After the liberation of Kherson and the geographical segregation of the Russian and Ukrainian forward line of troops by the Dnieper River, onlookers are wondering how the Ukrainian Armed Forces will maintain the operational advantage in Ukraine’s South. While this publication covered the buildup of Ukrainian troops along the banks of the Dnieper, the status forward line of troops in Russian-occupied Zaporizhzhia may be fertile ground for President Zelensky to liberate another major Ukrainian city: Melitopol.
On February 26th, while Russian Ground Forces were racing to Kherson, forward armored elements of the 49th Combined Arms Army stormed the city defenses of Melitopol, while the 22nd Army Corps seized the Zaporizhzhia Nuclear Power Plant. By March 1st, 2022, Russian Ground Forces had defeated the 128th Mountain Assult Brigade in an attempted counter-offensive after initially entering the city on February 26th.
Those forces then proceeded North towards the Oblast seat, Zaporizhzhia, and Southeast to Mariupol where Naval Infantry landed at Berdyansk to encircle and eventually lay siege to the coastal city. The siege, taking much longer than expected, a whopping 2 months, 3 weeks, and 5 days, significantly slowed the progress of the 49th Combined Arms Army. Once the Azovstal Steel Plant defenders surrendered on May 20th, 2022, those forces turned North once again towards Zaporizhzhia. However, due to operational requirements near Kherson and East towards Bakhmut and Severodonetsk, there was little manpower and supplies left to launch an attack against Zaporizhzhia city. These mostly static lines showcase an ample objective for President Zelensky to exploit since manning has been stripped.
While the Southern front in Zaporizhzhia Oblast has been far from quiet, it has definitely been eclipsed by fighting in Donetsk and Luhansk, both when Russian Ground Forces seized Severodonetsk and Lysychansk in May and when the Ukrainian counter-offensive began in August.
However, the Zaporizhzhia front may be warming up again now that nearly 20k Ukrainian troops and 22k Russian troops have been freed up from Kherson city.
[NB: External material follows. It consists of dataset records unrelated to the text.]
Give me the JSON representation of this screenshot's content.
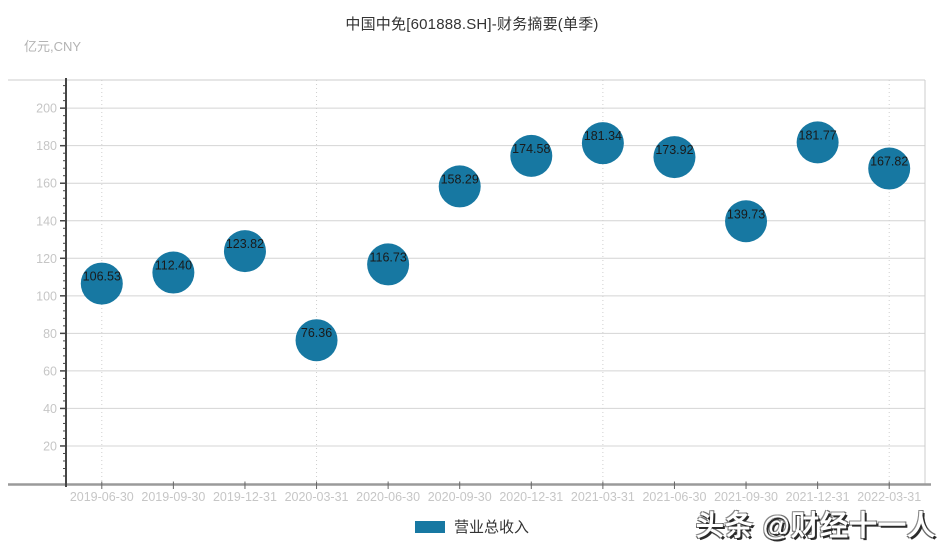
{
  "header": {
    "title": "中国中免[601888.SH]-财务摘要(单季)",
    "unit_label": "亿元,CNY"
  },
  "legend": {
    "series_label": "营业总收入"
  },
  "watermark": {
    "text": "头条 @财经十一人"
  },
  "colors": {
    "accent": "#1778a2",
    "grid": "#d4d4d4",
    "axis_text": "#c6c6c6",
    "axis_line": "#454545",
    "baseline": "#9a9a9a",
    "border": "#cccccc",
    "dotted": "#cfcfcf",
    "point_label": "#1a1a1a",
    "x_tick": "#666666"
  },
  "chart_data": {
    "type": "scatter",
    "title": "中国中免[601888.SH]-财务摘要(单季)",
    "ylabel": "亿元,CNY",
    "series_name": "营业总收入",
    "categories": [
      "2019-06-30",
      "2019-09-30",
      "2019-12-31",
      "2020-03-31",
      "2020-06-30",
      "2020-09-30",
      "2020-12-31",
      "2021-03-31",
      "2021-06-30",
      "2021-09-30",
      "2021-12-31",
      "2022-03-31"
    ],
    "values": [
      106.53,
      112.4,
      123.82,
      76.36,
      116.73,
      158.29,
      174.58,
      181.34,
      173.92,
      139.73,
      181.77,
      167.82
    ],
    "point_labels": [
      "106.53",
      "112.40",
      "123.82",
      "76.36",
      "116.73",
      "158.29",
      "174.58",
      "181.34",
      "173.92",
      "139.73",
      "181.77",
      "167.82"
    ],
    "ylim": [
      0,
      215
    ],
    "ytick_step": 20,
    "ytick_minor_step": 4,
    "grid": true,
    "legend_position": "bottom",
    "year_split_indices": [
      0,
      3,
      7,
      11
    ]
  }
}
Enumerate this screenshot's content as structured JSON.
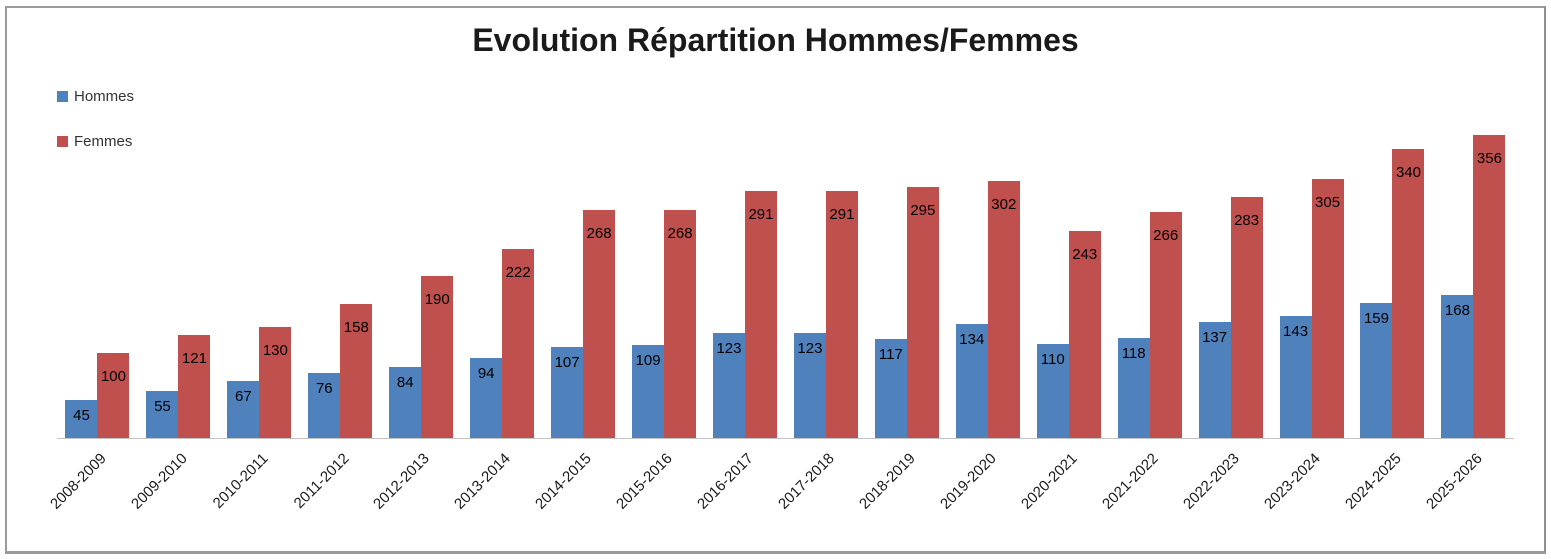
{
  "chart_data": {
    "type": "bar",
    "title": "Evolution Répartition Hommes/Femmes",
    "categories": [
      "2008-2009",
      "2009-2010",
      "2010-2011",
      "2011-2012",
      "2012-2013",
      "2013-2014",
      "2014-2015",
      "2015-2016",
      "2016-2017",
      "2017-2018",
      "2018-2019",
      "2019-2020",
      "2020-2021",
      "2021-2022",
      "2022-2023",
      "2023-2024",
      "2024-2025",
      "2025-2026"
    ],
    "series": [
      {
        "name": "Hommes",
        "color": "#4F81BD",
        "values": [
          45,
          55,
          67,
          76,
          84,
          94,
          107,
          109,
          123,
          123,
          117,
          134,
          110,
          118,
          137,
          143,
          159,
          168
        ]
      },
      {
        "name": "Femmes",
        "color": "#C0504D",
        "values": [
          100,
          121,
          130,
          158,
          190,
          222,
          268,
          268,
          291,
          291,
          295,
          302,
          243,
          266,
          283,
          305,
          340,
          356
        ]
      }
    ],
    "xlabel": "",
    "ylabel": "",
    "ylim": [
      0,
      435
    ],
    "grid": false,
    "y_axis_visible": false,
    "legend_position": "top-left",
    "data_labels": "inside-end",
    "axis_line_color": "#C3C3C3",
    "label_color": "#000000",
    "frame_border_color": "#9B9B9B"
  }
}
While the Ukrainians still possess some operational momentum to attempt a crossing of the Dnieper there may have already been an attempt to probe Russian defenses on the Zaporizhzhia front.
According to Russian state-owned media:
“There was an attempt to break through the assault group at the beginning of last week. They had three companies of T-72 tanks, which were transferred by Poland, and T-64. We don’t know who was in the tanks: the Poles or the military of the Armed Forces of Ukraine. Also [there were] 20 BMP-1, YPR-765 armored personnel carriers. Ours discovered them with the help of drones and worked out the VKS, MLRS. Confirmed losses: five tanks, six infantry fighting vehicles, more than 20 Turkish Kirpi armored vehicles and SUVs. There were militants of the Azov battalion (banned in the Russian Federation – Note TASS), only they are now officially considered the 98th battalion of the defense of Dnepropetrovsk,”
While this is obviously biased single-source reporting, unverified by the Ukrainians, it is striking that mere days after Kherson city falls, reports emerge of a probing attack on the Zaporizhzhia front. Analysts would do well to observe indications and warnings concerning the movement of both Ukrainian and Russian troops from Kherson Oblast in order to discern where the next push may come from. While Western nations expect the front to “freeze” come Winter, the 2014 Donbass War showed us that Ukraine’s suburban areas are still able to host large campaigns throughout the cold months.